En cas d’échange en ligne à caractère sexuel, les enfants et adolescents doivent mettre fin à la discussion et en informer un adulte de confiance. Votre enfant doit savoir que c’est en ordre de dire non. Ne lui faites pas de reproches. Si quelque chose s’est produit, il ne doit pas se sentir gêné ni avoir honte. Ce n’est pas lui le coupable mais l’auteur.
Attention lors de contact avec des inconnus
Nouer des liens d’amitié sur Internet n’a rien de mauvais, mais il faut toujours rester critique à l’égard d’inconnus. Mon collègue de la police judiciaire explique: «à l’aide de la recherche par image inversée, on peut essayer de trouver la véritable identité de la personne rencontrée virtuellement ou reconnaître si une image est un leurre, par exemple, lorsqu’elle est tirée d’un magazine de mode».
Si un enfant veut rencontrer une copine ou un copain qu’il a appris à connaître sur Internet, convenez avec lui qu’il vous avertisse vous ou un autre adulte de confiance. Dans ce contexte, informez-vous sur cette personne, par exemple sur le nom d’utilisateur, le numéro de portable, les images et l’historique de la conversation. La rencontre doit impérativement avoir lieu dans l’espace public (un café) et uniquement accompagnée par une copine ou un copain.

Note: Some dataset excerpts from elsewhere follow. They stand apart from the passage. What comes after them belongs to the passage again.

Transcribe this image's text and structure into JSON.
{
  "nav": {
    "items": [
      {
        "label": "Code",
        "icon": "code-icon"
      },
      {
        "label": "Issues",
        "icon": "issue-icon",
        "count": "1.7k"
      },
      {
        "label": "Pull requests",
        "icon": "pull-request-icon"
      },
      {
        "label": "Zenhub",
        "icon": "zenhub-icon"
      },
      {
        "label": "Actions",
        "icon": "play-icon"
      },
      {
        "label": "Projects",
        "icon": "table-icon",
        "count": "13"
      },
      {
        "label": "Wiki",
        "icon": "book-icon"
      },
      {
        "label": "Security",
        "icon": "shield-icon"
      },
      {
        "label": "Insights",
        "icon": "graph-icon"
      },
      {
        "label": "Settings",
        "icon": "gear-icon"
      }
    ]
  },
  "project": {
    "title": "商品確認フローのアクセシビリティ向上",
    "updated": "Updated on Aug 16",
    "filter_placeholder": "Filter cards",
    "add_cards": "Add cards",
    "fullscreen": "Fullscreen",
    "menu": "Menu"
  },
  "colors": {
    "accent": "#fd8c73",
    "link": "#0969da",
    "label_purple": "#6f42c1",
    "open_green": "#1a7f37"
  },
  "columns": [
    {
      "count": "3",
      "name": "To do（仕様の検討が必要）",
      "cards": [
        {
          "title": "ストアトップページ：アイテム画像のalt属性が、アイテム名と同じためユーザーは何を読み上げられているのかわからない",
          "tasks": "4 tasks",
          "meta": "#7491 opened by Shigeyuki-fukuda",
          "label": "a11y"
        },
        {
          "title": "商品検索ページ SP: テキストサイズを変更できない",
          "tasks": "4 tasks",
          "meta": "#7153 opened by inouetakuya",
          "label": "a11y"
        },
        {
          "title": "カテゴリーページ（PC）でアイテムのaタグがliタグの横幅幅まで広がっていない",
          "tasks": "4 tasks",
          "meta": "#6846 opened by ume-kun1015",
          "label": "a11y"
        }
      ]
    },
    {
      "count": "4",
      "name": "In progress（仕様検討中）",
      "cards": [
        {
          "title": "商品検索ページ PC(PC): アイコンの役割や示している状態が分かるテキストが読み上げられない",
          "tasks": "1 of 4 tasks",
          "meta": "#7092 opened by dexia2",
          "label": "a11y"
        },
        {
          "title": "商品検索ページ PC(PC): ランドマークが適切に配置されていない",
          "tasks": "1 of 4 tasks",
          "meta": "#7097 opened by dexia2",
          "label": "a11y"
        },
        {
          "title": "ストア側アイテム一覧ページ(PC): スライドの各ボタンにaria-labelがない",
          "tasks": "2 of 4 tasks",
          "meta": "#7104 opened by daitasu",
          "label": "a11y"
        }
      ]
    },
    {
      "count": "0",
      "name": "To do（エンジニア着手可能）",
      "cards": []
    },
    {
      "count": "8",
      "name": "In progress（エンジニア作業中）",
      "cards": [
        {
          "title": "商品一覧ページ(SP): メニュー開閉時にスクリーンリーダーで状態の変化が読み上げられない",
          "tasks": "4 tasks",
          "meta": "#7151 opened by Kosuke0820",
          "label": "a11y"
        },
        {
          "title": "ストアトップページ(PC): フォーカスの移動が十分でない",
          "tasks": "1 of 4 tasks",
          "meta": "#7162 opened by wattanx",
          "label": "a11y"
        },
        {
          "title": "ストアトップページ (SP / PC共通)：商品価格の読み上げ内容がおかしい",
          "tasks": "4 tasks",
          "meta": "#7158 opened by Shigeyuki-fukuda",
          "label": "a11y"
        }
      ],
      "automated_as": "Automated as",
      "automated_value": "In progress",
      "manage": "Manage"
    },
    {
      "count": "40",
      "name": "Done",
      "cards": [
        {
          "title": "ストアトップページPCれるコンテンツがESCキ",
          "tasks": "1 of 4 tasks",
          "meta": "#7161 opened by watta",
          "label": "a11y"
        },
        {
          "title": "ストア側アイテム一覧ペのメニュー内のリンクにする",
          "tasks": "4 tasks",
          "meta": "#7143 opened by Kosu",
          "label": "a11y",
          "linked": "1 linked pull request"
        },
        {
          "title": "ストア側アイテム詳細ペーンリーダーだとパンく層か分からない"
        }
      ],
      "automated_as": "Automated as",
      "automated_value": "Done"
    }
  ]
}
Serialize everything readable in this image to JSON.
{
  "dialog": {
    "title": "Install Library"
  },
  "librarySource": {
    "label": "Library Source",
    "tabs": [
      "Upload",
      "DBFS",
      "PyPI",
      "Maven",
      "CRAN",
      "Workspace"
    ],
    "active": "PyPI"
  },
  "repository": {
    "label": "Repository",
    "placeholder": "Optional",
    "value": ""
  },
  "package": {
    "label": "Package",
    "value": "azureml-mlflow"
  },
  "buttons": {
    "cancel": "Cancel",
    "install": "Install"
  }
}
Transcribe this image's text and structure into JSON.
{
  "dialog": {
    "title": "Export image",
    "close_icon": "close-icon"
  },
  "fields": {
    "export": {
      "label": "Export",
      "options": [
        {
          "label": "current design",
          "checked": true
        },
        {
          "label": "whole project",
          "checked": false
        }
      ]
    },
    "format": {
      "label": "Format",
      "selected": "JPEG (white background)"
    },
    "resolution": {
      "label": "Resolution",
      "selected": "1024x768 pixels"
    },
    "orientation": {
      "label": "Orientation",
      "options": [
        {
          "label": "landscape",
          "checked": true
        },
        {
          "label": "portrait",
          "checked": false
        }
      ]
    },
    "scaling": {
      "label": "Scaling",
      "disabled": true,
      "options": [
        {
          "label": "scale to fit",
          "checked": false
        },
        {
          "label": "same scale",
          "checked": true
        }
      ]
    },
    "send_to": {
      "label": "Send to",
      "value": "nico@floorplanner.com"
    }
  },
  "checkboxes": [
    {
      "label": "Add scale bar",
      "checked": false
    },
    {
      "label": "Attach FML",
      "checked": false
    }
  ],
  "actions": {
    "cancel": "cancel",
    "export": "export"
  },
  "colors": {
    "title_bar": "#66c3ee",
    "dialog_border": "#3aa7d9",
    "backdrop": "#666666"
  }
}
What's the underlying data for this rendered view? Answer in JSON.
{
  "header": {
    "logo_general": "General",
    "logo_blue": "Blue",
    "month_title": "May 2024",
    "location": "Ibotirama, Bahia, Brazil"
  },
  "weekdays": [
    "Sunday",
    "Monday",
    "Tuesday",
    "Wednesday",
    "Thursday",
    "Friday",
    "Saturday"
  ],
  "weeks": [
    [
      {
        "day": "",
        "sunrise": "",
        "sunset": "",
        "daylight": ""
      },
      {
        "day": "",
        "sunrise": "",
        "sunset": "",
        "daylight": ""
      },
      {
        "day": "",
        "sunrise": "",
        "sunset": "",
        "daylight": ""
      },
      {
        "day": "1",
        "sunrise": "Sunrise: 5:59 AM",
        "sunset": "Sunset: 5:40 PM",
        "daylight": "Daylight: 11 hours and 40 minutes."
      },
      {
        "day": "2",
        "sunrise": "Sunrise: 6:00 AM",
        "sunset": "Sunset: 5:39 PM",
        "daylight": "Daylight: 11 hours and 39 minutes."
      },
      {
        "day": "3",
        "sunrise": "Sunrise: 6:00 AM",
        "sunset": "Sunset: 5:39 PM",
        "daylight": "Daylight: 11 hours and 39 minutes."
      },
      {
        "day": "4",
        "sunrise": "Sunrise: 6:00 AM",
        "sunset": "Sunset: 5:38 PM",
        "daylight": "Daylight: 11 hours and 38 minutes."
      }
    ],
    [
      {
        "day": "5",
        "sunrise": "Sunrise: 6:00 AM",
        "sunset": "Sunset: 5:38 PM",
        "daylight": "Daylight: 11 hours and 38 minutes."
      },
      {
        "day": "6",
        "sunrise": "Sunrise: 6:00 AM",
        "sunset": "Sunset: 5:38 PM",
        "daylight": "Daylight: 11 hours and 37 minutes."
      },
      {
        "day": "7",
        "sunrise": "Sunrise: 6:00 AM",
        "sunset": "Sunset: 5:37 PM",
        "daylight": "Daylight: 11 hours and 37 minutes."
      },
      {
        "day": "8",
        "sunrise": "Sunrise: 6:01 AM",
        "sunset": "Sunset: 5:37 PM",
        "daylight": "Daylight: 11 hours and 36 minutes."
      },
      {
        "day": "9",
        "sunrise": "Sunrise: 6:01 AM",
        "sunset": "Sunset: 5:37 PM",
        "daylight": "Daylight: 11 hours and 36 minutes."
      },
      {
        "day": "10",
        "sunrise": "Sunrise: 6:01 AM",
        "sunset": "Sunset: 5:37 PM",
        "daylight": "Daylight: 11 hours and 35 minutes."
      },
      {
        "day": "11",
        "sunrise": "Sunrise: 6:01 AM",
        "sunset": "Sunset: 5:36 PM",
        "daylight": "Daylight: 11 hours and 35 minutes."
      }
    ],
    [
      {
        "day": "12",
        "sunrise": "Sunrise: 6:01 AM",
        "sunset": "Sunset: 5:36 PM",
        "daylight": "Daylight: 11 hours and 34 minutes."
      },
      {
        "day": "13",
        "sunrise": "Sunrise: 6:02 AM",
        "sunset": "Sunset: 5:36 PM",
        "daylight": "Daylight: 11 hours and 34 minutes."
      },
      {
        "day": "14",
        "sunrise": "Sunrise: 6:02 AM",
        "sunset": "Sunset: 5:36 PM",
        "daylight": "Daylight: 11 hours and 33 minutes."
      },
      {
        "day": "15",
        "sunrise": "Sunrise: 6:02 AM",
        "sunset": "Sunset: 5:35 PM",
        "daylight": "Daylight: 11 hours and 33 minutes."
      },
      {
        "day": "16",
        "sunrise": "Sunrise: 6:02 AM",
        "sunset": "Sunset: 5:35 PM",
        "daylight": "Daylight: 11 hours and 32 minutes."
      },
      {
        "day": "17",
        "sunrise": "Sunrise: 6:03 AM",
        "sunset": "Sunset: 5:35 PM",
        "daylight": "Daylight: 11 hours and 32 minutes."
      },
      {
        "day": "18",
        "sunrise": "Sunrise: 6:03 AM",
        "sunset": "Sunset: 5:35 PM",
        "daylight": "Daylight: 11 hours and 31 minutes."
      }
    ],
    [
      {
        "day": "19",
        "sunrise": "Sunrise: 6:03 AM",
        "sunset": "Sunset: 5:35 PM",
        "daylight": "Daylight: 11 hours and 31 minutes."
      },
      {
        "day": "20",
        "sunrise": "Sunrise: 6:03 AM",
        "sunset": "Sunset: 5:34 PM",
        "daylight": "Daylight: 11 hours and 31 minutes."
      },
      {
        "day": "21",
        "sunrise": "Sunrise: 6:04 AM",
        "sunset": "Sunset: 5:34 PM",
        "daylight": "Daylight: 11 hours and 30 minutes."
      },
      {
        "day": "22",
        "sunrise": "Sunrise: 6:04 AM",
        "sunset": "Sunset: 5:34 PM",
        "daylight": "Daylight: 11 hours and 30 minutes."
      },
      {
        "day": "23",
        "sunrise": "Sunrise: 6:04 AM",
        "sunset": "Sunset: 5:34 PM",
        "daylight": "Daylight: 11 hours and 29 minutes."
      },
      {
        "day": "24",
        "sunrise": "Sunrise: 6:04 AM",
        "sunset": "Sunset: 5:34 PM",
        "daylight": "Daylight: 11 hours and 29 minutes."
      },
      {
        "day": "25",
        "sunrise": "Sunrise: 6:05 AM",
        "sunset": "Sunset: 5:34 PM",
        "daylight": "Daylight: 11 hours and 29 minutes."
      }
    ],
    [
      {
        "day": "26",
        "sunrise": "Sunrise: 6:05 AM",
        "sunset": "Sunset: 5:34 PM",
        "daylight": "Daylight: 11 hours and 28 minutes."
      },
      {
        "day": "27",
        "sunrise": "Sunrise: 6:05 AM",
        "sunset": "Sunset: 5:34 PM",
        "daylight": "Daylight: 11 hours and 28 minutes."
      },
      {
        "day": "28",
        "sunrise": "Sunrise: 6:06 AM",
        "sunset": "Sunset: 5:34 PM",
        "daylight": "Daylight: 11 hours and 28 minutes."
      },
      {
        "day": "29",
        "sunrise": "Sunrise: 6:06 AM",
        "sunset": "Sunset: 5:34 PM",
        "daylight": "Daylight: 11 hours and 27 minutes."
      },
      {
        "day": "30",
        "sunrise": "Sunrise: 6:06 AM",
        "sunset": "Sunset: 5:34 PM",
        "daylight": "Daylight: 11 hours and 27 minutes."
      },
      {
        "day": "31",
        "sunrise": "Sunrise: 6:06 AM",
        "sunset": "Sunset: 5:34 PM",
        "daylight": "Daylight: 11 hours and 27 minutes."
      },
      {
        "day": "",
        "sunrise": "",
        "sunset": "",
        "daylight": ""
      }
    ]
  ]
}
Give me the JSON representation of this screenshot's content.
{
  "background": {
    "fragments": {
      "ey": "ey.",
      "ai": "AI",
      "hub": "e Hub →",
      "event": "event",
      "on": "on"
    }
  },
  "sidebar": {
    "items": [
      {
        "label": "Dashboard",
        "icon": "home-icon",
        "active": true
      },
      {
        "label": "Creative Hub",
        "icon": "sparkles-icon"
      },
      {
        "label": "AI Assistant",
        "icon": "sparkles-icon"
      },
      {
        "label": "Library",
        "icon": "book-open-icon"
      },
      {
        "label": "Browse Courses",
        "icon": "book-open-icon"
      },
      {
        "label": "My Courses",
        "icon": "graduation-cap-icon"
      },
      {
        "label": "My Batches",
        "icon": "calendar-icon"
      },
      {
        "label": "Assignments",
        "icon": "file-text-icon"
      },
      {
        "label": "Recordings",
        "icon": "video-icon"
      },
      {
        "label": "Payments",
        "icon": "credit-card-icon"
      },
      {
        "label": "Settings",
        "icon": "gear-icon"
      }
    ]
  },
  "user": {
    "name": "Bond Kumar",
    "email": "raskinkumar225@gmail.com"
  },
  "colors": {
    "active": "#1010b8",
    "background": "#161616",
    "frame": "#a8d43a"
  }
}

Que fait la Police cantonale bernoise?
La prévention et l’investigation de ce type de crimes sont d’une grande importance pour la police cantonale. Nos spécialistes organisent également des formations avec les jeunes. Elles visent à renforcer les compétences des participants à l’égard des médias et les informent sur les dangers et les lois. Bien entendu, la police cantonale mène aussi activement des enquêtes approfondies. Elle recherche sur Internet les auteurs, dirige les enquêtes à leur encontre et renvoie les affaires devant la justice. Des enquêteurs spécialement formés sont déployés à cette fin.